Once you know the facts, your child can get on the path to tailored learning and you can start effectively addressing and advocating for their needs.

Evaluation Process

The first step in our psycho-educational testing process involves an initial interview with parents. Your clinician will review your concerns as well as your child’s developmental, medical, and educational history.

Testing usually takes place during 1-2 subsequent appointments and may last 4-8 hours, depending on the age of the child. Young children may be able to complete testing in a single day, whereas older children and teens usually complete their assessment over two days.

When bringing children in for an assessment, we recommend that you explain to your child that they are going to see someone to help them understand how they think and learn.  This information will help them to be more successful at school. They will play some games and figure out puzzles, answer questions, and will have an opportunity to show what they have learned so far in school.

Feedback Session

When the evaluation is completed, parents are invited to a face-to-face feedback session with the clinician to discuss the child’s pattern of strengths and weaknesses and recommendations for the future. Parents will also receive a comprehensive written report.
Our educational specialist is available to assist parents with consultation regarding school placement, educational planning, and advocacy.

A comprehensive psycho-educational evaluation is the first step toward creating a healthy, productive environment for an individual with an attention or learning problem. The information provided by our testing service gives clients, families, and clinicians the information they need to develop home, school, and community supports that build success for children with learning challenges.

Treatment Options

Individual and family therapy is available for children with attention, learning, or behavioral challenges. Treatments are individualized and culturally sensitive. For treatment of adult attention disorder, visit our Psychological Clinic treatment page.

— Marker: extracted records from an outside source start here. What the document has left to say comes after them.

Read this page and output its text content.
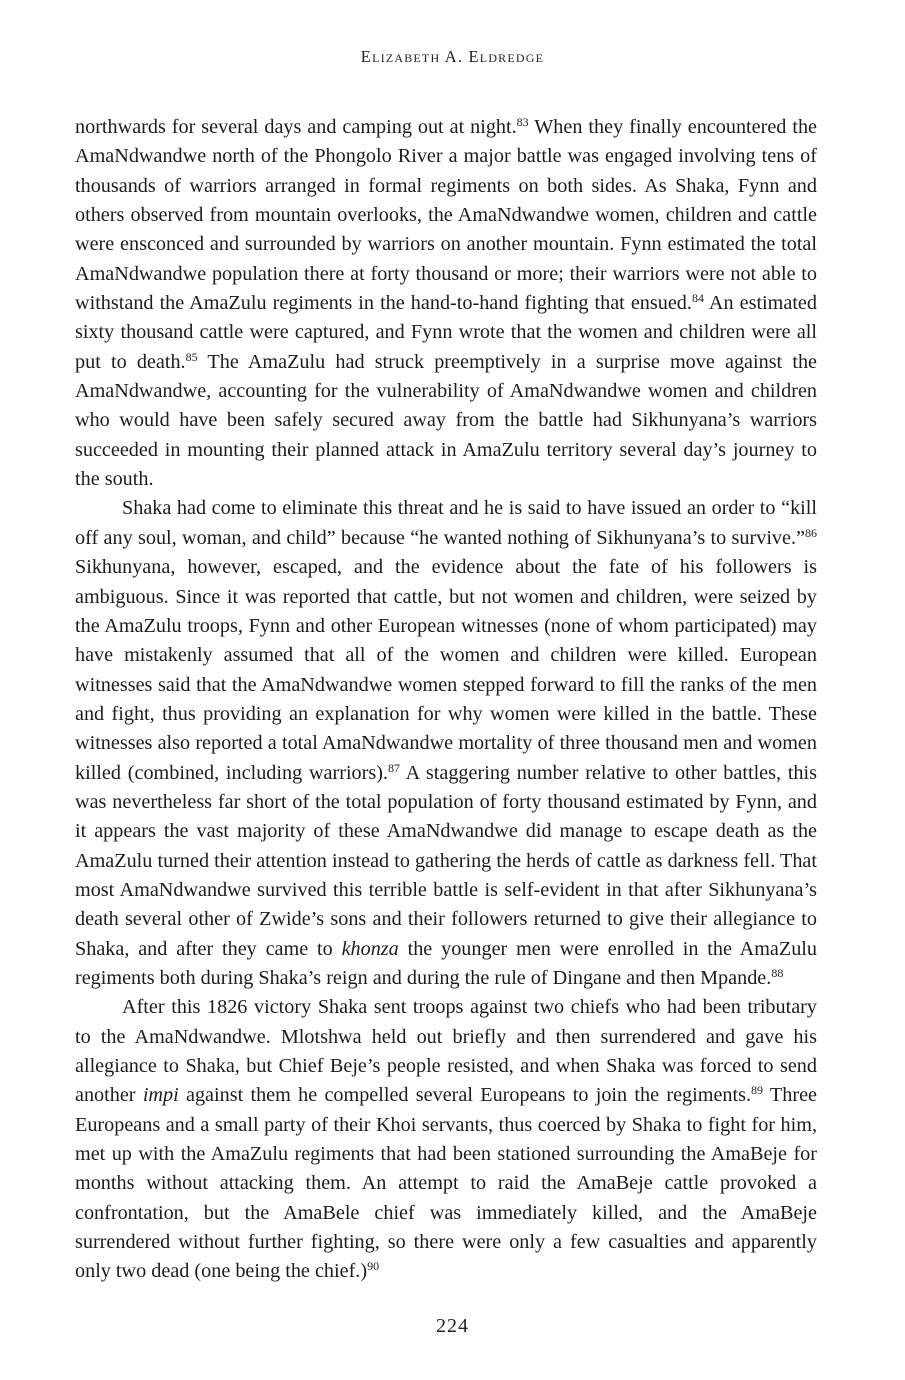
Elizabeth A. Eldredge

northwards for several days and camping out at night.$^{83}$ When they finally encountered the AmaNdwandwe north of the Phongolo River a major battle was engaged involving tens of thousands of warriors arranged in formal regiments on both sides. As Shaka, Fynn and others observed from mountain overlooks, the AmaNdwandwe women, children and cattle were ensconced and surrounded by warriors on another mountain. Fynn estimated the total AmaNdwandwe population there at forty thousand or more; their warriors were not able to withstand the AmaZulu regiments in the hand-to-hand fighting that ensued.$^{84}$ An estimated sixty thousand cattle were captured, and Fynn wrote that the women and children were all put to death.$^{85}$ The AmaZulu had struck preemptively in a surprise move against the AmaNdwandwe, accounting for the vulnerability of AmaNdwandwe women and children who would have been safely secured away from the battle had Sikhunyana’s warriors succeeded in mounting their planned attack in AmaZulu territory several day’s journey to the south.

Shaka had come to eliminate this threat and he is said to have issued an order to “kill off any soul, woman, and child” because “he wanted nothing of Sikhunyana’s to survive.”$^{86}$ Sikhunyana, however, escaped, and the evidence about the fate of his followers is ambiguous. Since it was reported that cattle, but not women and children, were seized by the AmaZulu troops, Fynn and other European witnesses (none of whom participated) may have mistakenly assumed that all of the women and children were killed. European witnesses said that the AmaNdwandwe women stepped forward to fill the ranks of the men and fight, thus providing an explanation for why women were killed in the battle. These witnesses also reported a total AmaNdwandwe mortality of three thousand men and women killed (combined, including warriors).$^{87}$ A staggering number relative to other battles, this was nevertheless far short of the total population of forty thousand estimated by Fynn, and it appears the vast majority of these AmaNdwandwe did manage to escape death as the AmaZulu turned their attention instead to gathering the herds of cattle as darkness fell. That most AmaNdwandwe survived this terrible battle is self-evident in that after Sikhunyana’s death several other of Zwide’s sons and their followers returned to give their allegiance to Shaka, and after they came to khonza the younger men were enrolled in the AmaZulu regiments both during Shaka’s reign and during the rule of Dingane and then Mpande.$^{88}$

After this 1826 victory Shaka sent troops against two chiefs who had been tributary to the AmaNdwandwe. Mlotshwa held out briefly and then surrendered and gave his allegiance to Shaka, but Chief Beje’s people resisted, and when Shaka was forced to send another impi against them he compelled several Europeans to join the regiments.$^{89}$ Three Europeans and a small party of their Khoi servants, thus coerced by Shaka to fight for him, met up with the AmaZulu regiments that had been stationed surrounding the AmaBeje for months without attacking them. An attempt to raid the AmaBeje cattle provoked a confrontation, but the AmaBele chief was immediately killed, and the AmaBeje surrendered without further fighting, so there were only a few casualties and apparently only two dead (one being the chief.)$^{90}$

224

Clinicians at UCCF use a best-practices approach known as Parent Behavior Management Training. This approach is strongly supported by research as an effective treatment for young people struggling with attention, learning, or behavioral regulation problems (such as ADHD, Oppositional Defiant Disorder, or Disruptive Behavior Disorders). Behavior Management Training gives parents the tools to help children succeed by teaching them to modify their home environment to provide more structure and support for their child.

Parent Management Training approaches also include education for parents about appropriate expectations for your child, how to establish strong working relationships and communication between home and school, and how to maintain a strong and loving relationship with your child, despite the challenges that attention, behavior, and learning problems can create.

Treatment provides concrete parenting strategies to help:

  • Better handle a child’s behaviors.
  • Use natural consequences.
  • Use praise and reward systems.
  • Set up discrete study and play areas at home.
  • Establish household routines.
  • Give directions that children are more likely to follow.